Existing systems for automating the assessment of risk-of-bias (RoB) in medical studies are supervised approaches that require substantial training data to work well. However, recent revisions to RoB guidelines have resulted in a scarcity of available training data. In this study, we investigate the effectiveness of generative large language models (LLMs) for assessing RoB. Their application requires little or no training data and, if successful, could serve as a valuable tool to assist human experts during the construction of systematic reviews. Following Cochrane's latest guidelines (RoB2) designed for human reviewers, we prepare instructions that are fed as input to LLMs, which then infer the risk associated with a trial publication. We distinguish between two modelling tasks: directly predicting RoB2 from text; and employing decomposition, in which a RoB2 decision is made after the LLM responds to a series of signalling questions. We curate new testing data sets and evaluate the performance of four general- and medical-domain LLMs. The results fall short of expectations, with LLMs seldom surpassing trivial baselines. On the direct RoB2 prediction test set (n = 5993), LLMs perform akin to the baselines (F1: 0.1-0.2). In the decomposition task setup (n = 28,150), similar F1 scores are observed. Our additional comparative evaluation on RoB1 data also reveals results substantially below those of a supervised system. This testifies to the difficulty of solving this task based on (complex) instructions alone. Using LLMs as an assisting technology for assessing RoB2 thus currently seems beyond their reach.

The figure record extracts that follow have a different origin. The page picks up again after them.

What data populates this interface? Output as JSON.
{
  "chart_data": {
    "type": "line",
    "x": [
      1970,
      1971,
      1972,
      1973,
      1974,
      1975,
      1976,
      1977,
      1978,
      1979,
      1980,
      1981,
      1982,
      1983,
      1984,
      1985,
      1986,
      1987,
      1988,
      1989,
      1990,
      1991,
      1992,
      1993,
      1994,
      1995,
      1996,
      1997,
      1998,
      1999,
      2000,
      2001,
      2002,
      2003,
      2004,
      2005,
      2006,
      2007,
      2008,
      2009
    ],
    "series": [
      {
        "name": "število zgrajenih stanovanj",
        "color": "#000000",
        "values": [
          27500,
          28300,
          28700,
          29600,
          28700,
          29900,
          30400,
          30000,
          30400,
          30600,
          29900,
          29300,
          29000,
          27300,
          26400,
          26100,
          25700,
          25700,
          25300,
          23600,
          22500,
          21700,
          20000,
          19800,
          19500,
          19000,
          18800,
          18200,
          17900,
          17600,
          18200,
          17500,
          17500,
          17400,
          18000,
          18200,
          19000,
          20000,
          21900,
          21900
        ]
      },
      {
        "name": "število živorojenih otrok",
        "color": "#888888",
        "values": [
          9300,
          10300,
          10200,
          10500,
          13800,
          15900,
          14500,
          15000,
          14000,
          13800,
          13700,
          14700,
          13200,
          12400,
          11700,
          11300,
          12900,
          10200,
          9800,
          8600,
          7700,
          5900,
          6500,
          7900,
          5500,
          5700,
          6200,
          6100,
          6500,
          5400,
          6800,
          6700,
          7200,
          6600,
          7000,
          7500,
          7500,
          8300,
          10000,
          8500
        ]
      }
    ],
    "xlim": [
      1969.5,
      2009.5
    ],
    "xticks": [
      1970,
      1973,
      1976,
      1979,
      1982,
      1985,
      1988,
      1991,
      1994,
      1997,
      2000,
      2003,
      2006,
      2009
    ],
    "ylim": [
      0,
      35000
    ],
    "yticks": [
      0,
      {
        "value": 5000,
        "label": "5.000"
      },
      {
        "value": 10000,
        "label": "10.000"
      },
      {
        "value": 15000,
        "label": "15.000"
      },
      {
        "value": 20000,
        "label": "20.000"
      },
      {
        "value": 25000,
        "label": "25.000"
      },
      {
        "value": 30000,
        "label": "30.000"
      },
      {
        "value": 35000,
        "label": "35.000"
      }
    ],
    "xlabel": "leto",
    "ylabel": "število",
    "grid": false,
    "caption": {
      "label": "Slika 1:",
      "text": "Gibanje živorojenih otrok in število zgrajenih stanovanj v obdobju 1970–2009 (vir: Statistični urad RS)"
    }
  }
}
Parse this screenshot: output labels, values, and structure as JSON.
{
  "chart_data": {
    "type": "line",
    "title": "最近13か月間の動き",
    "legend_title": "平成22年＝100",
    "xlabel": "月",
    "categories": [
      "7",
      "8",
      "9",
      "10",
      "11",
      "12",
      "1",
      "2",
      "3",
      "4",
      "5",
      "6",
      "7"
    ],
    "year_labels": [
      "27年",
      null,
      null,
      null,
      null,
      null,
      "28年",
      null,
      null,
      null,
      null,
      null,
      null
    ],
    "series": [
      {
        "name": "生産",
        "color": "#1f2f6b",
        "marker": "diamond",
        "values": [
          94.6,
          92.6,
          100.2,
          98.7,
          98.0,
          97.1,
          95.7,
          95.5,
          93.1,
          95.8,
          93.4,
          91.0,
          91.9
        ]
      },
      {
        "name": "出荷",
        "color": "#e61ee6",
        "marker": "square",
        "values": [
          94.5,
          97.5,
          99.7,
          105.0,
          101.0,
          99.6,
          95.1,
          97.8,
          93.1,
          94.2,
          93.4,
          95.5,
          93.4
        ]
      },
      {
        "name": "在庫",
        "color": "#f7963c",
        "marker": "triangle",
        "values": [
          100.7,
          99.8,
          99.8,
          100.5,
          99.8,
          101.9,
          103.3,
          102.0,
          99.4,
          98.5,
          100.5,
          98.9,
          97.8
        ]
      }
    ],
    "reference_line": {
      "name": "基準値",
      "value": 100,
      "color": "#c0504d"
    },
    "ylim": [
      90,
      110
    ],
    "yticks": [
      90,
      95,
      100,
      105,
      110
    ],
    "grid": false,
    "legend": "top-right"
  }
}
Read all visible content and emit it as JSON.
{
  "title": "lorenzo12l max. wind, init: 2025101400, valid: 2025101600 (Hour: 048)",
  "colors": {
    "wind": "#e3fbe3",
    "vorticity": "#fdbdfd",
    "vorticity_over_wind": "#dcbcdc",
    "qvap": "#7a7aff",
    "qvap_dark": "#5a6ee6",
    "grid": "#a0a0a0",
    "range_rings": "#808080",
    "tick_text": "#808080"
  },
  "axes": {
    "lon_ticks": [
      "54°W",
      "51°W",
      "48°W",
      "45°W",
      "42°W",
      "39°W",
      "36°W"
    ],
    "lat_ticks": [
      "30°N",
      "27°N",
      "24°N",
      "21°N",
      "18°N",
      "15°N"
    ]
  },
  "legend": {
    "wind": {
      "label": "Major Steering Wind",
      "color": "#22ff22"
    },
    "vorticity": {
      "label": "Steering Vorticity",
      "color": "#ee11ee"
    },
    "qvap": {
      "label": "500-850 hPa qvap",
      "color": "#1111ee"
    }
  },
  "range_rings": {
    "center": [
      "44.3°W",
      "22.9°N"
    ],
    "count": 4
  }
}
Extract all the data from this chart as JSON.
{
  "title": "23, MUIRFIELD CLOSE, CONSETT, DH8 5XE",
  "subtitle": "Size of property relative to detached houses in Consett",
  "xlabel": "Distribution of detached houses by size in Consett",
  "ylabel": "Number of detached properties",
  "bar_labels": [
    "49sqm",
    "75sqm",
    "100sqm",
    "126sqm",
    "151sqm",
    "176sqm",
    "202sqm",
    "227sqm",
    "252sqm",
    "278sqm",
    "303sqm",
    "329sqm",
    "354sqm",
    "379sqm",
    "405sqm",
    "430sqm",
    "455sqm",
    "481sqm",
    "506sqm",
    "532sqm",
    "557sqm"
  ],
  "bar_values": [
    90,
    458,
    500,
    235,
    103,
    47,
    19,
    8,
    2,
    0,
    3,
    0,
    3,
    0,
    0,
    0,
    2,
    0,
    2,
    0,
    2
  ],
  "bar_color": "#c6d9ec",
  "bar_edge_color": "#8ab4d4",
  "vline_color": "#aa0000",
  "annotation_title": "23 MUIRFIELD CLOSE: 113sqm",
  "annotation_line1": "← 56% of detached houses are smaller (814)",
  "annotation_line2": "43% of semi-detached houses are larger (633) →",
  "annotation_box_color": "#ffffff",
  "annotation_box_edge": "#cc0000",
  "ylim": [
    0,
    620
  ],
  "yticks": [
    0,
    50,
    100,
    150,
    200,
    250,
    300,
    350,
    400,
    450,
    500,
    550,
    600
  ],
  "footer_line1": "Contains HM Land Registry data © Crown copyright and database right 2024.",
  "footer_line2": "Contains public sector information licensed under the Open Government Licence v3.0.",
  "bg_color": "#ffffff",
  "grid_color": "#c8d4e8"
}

现有的医学研究风险偏倚(RoB)自动化评估系统是监督式方法,需要大量的训练数据才能发挥良好的效果。然而,最近对 RoB 指南的修订导致可用的训练数据稀缺。在这项研究中,我们研究了生成式大型语言模型(LLM)在评估 RoB 方面的有效性。它们的应用需要很少或不需要训练数据,如果成功,它们可以作为一种有价值的工具,在系统评价构建过程中协助人类专家。我们遵循 Cochrane 为人类评审员设计的最新指南(RoB2),准备指令作为输入提供给 LLM,然后由其推断试验出版物的风险。我们区分了两种建模任务:直接从文本中预测 RoB2;和采用分解,其中在 LLM 响应一系列信号问题后做出 RoB2 决策。我们策划了新的测试数据集,并评估了四个通用和医学领域 LLM 的性能。结果低于预期,LLM 很少超过微不足道的基线。在直接 RoB2 预测测试集(n=5993)上,LLM 的表现与基线相似(F1:0.1-0.2)。在分解任务设置(n=28150)中,也观察到类似的 F1 分数。我们对 RoB1 数据的额外比较评估也揭示了远低于监督系统的结果。这证明了仅基于(复杂)指令来解决此任务的困难。因此,目前似乎无法将 LLM 用作评估 RoB2 的辅助技术。